Tim Carey: "Not everything that works is new, and not everything that is new works."

Professor Tim Carey from UNC Medicine says the Triangle’s become a center for comparative effectiveness research. And it’s not just about comparing one drug to another. Carey’s research focuses on comparing which medical and surgical procedures work best:

 "Many conditions, just as an example acute back pain, tend to get better no matter what we do. So if I try any given treatment for acute back pain the vast majority of patients are going to get better because they're going to get better no matter what I advise."

Carey says one treatment, injecting a surgical glue into compression fractures in the spine, used to be very common.

"And we found that through studies that came out just a year or two ago, that actually it may not work very well, and it may not be appropriate for many patients.
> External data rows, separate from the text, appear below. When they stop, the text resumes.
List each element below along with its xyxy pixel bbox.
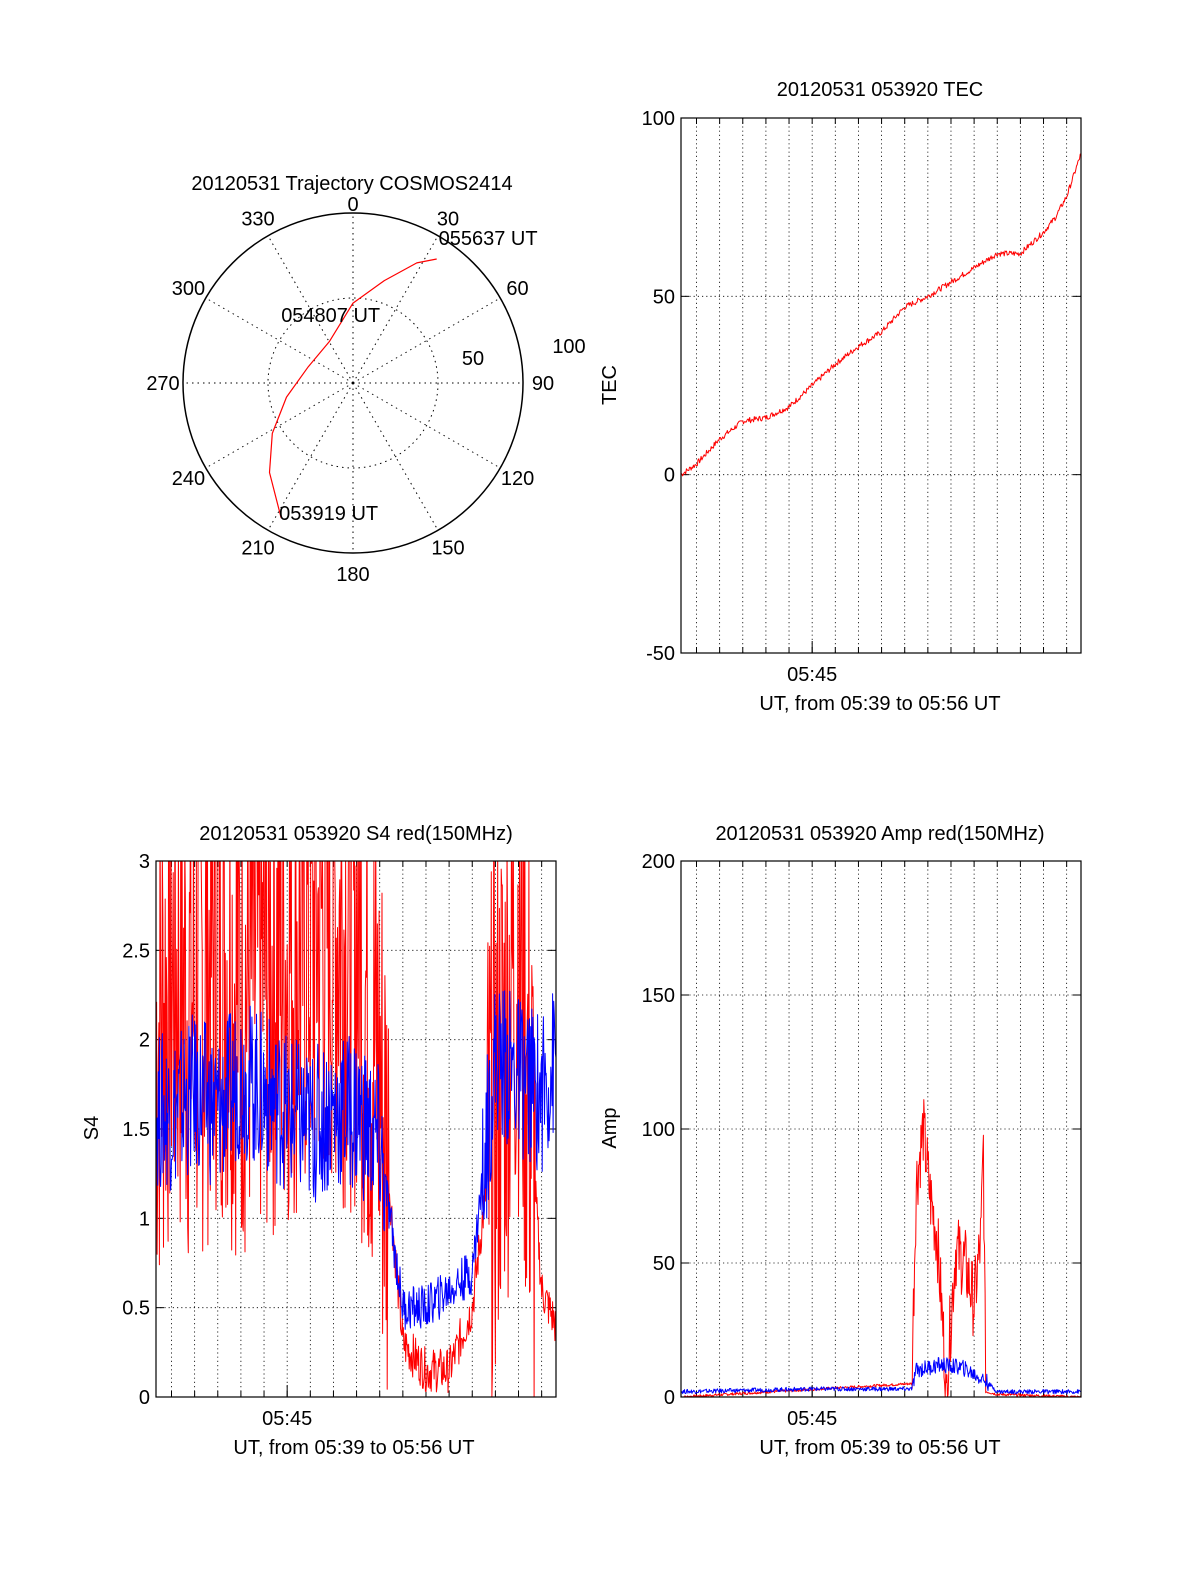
polar-grid-spoke [267, 235, 354, 384]
y-tick-label: 100 [642, 108, 675, 130]
tec-xlabel: UT, from 05:39 to 05:56 UT [759, 693, 1000, 715]
y-tick-label: 0 [664, 465, 675, 487]
polar-angle-label: 60 [506, 278, 528, 300]
polar-radius-label: 50 [462, 348, 484, 370]
polar-angle-label: 150 [431, 538, 464, 560]
y-tick-label: 150 [642, 985, 675, 1007]
trajectory-time-label: 055637 UT [439, 228, 538, 250]
amp-plot-title: 20120531 053920 Amp red(150MHz) [715, 823, 1044, 845]
polar-grid-spoke [352, 382, 501, 469]
s4-xlabel: UT, from 05:39 to 05:56 UT [233, 1437, 474, 1459]
x-tick-label: 05:45 [787, 1408, 837, 1430]
polar-grid-spoke [352, 382, 439, 531]
polar-outer-ring [182, 212, 524, 554]
series-group [681, 153, 1081, 477]
polar-angle-label: 240 [172, 468, 205, 490]
polar-angle-label: 120 [501, 468, 534, 490]
polar-grid-spoke [205, 382, 354, 469]
series-line-red [681, 1099, 1081, 1397]
polar-grid-spoke [267, 382, 354, 531]
polar-radius-label: 100 [552, 336, 585, 358]
tec-ylabel: TEC [599, 365, 621, 405]
y-tick-label: 2.5 [122, 940, 150, 962]
series-line-blue [156, 990, 556, 1330]
s4-plot: 20120531 053920 S4 red(150MHz) S4 UT, fr… [81, 823, 557, 1459]
polar-angle-label: 180 [336, 564, 369, 586]
polar-plot-title: 20120531 Trajectory COSMOS2414 [191, 173, 512, 195]
polar-grid-spoke [352, 235, 439, 384]
trajectory-line [268, 258, 437, 519]
series-group [156, 861, 556, 1397]
y-tick-label: -50 [646, 643, 675, 665]
s4-plot-title: 20120531 053920 S4 red(150MHz) [199, 823, 513, 845]
y-tick-label: 1 [139, 1208, 150, 1230]
series-group [681, 1099, 1081, 1397]
amp-ylabel: Amp [599, 1107, 621, 1148]
polar-angle-label: 300 [172, 278, 205, 300]
y-tick-label: 2 [139, 1030, 150, 1052]
y-tick-label: 0.5 [122, 1298, 150, 1320]
series-line-red [681, 153, 1081, 477]
x-tick-label: 05:45 [262, 1408, 312, 1430]
amp-xlabel: UT, from 05:39 to 05:56 UT [759, 1437, 1000, 1459]
y-tick-label: 0 [664, 1387, 675, 1409]
y-tick-label: 3 [139, 851, 150, 873]
y-tick-label: 200 [642, 851, 675, 873]
trajectory-time-label: 053919 UT [279, 503, 378, 525]
y-tick-label: 100 [642, 1119, 675, 1141]
trajectory-time-label: 054807 UT [281, 305, 380, 327]
plot-frame [680, 860, 1082, 1398]
polar-angle-label: 0 [347, 194, 358, 216]
s4-ylabel: S4 [81, 1116, 103, 1140]
amp-plot: 20120531 053920 Amp red(150MHz) Amp UT, … [599, 823, 1082, 1459]
polar-angle-label: 270 [146, 373, 179, 395]
y-tick-label: 0 [139, 1387, 150, 1409]
tec-plot: 20120531 053920 TEC TEC UT, from 05:39 t… [599, 79, 1082, 715]
polar-trajectory-plot: 20120531 Trajectory COSMOS2414 0 30 60 90 12… [146, 173, 585, 586]
y-tick-label: 1.5 [122, 1119, 150, 1141]
polar-angle-label: 90 [532, 373, 554, 395]
plot-frame [155, 860, 557, 1398]
plot-frame [680, 117, 1082, 654]
tec-plot-title: 20120531 053920 TEC [777, 79, 983, 101]
polar-angle-label: 330 [241, 208, 274, 230]
y-tick-label: 50 [653, 286, 675, 308]
polar-angle-label: 210 [241, 538, 274, 560]
polar-angle-label: 30 [437, 208, 459, 230]
polar-grid-spoke [205, 297, 354, 384]
polar-grid-ring [267, 297, 439, 469]
series-line-blue [681, 1357, 1081, 1395]
x-tick-label: 05:45 [787, 664, 837, 686]
y-tick-label: 50 [653, 1253, 675, 1275]
polar-grid-spoke [352, 297, 501, 384]
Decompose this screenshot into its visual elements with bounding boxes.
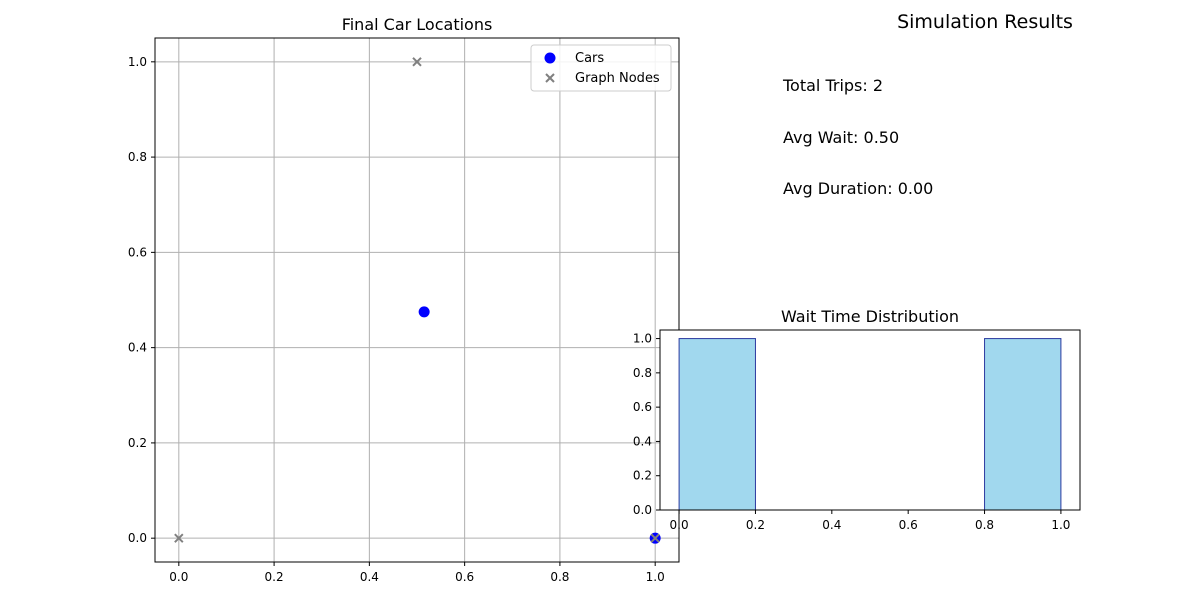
histogram-bars <box>678 338 1062 511</box>
avg-wait-stat: Avg Wait: 0.50 <box>783 128 900 147</box>
total-trips-stat: Total Trips: 2 <box>783 76 884 95</box>
histogram-y-tick-label: 0.8 <box>633 366 652 380</box>
scatter-y-tick-label: 0.6 <box>128 245 147 259</box>
legend-graph-nodes-marker <box>545 73 555 83</box>
scatter-x-tick-label: 0.8 <box>550 570 569 584</box>
histogram-x-tick-label: 0.0 <box>670 518 689 532</box>
avg-duration-stat: Avg Duration: 0.00 <box>783 179 934 198</box>
scatter-y-tick-label: 0.4 <box>128 341 147 355</box>
scatter-ticks: 0.0 0.2 0.4 0.6 0.8 1.0 0.0 0.2 0.4 0.6 0.8 1.0 <box>128 55 665 584</box>
scatter-x-tick-label: 0.2 <box>265 570 284 584</box>
scatter-y-tick-label: 0.2 <box>128 436 147 450</box>
car-point <box>418 306 430 318</box>
scatter-y-tick-label: 0.0 <box>128 531 147 545</box>
graph-node-stroke <box>650 533 660 543</box>
scatter-y-tick-label: 0.8 <box>128 150 147 164</box>
histogram-x-tick-label: 0.6 <box>899 518 918 532</box>
histogram-bar <box>678 338 756 511</box>
legend-graph-nodes-label: Graph Nodes <box>575 71 660 86</box>
histogram-y-tick-label: 0.4 <box>633 434 652 448</box>
scatter-x-tick-label: 0.4 <box>360 570 379 584</box>
scatter-points <box>174 57 661 544</box>
scatter-legend: Cars Graph Nodes <box>530 44 672 92</box>
histogram-y-tick-label: 0.6 <box>633 400 652 414</box>
legend-box <box>530 44 672 92</box>
histogram-y-tick-label: 0.2 <box>633 469 652 483</box>
histogram-plot-frame <box>659 329 1081 511</box>
summary-title: Simulation Results <box>897 11 1073 33</box>
graph-node-point <box>650 533 660 543</box>
histogram-ticks: 0.0 0.2 0.4 0.6 0.8 1.0 0.0 0.2 0.4 0.6 0.8 1.0 <box>633 332 1071 532</box>
scatter-plot-frame <box>154 37 680 563</box>
histogram-y-tick-label: 1.0 <box>633 332 652 346</box>
histogram-title: Wait Time Distribution <box>781 307 959 326</box>
graph-node-stroke <box>174 533 184 543</box>
histogram-bar <box>984 338 1062 511</box>
scatter-y-tick-label: 1.0 <box>128 55 147 69</box>
histogram-y-tick-label: 0.0 <box>633 503 652 517</box>
graph-node-point <box>174 533 184 543</box>
histogram-x-tick-label: 0.4 <box>822 518 841 532</box>
histogram-x-tick-label: 0.2 <box>746 518 765 532</box>
legend-cars-label: Cars <box>575 51 604 66</box>
legend-cars-marker <box>544 52 556 64</box>
graph-node-point <box>412 57 422 67</box>
histogram-x-tick-label: 0.8 <box>975 518 994 532</box>
scatter-x-tick-label: 0.0 <box>169 570 188 584</box>
scatter-title: Final Car Locations <box>342 15 493 34</box>
graph-node-stroke <box>412 57 422 67</box>
scatter-x-tick-label: 0.6 <box>455 570 474 584</box>
histogram-x-tick-label: 1.0 <box>1051 518 1070 532</box>
scatter-x-tick-label: 1.0 <box>646 570 665 584</box>
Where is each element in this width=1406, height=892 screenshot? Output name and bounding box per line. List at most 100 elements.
And that's really a shame that we went for almost a decade subjecting patients to a treatment that may not have helped them… over a thousand of those procedures have been done per year over the past 10 years in North Carolina alone. So it’s been tens of thousands over the country."

Carey says those kinds of systemic mistakes end up costing patients, hospitals and the health care system too much money.

"It's a hard to ignore environmental issue that health care is very costly in the United States. But in our analyses, we actually do not take costs into account. Our work is looking at what works in whom, and in what circumstances."

And Carey believes comparative effectiveness research results in better discussions about treatment between doctors and patients. And in the end, those better conversations mean better care and less cost for patients and for the health care system as a whole.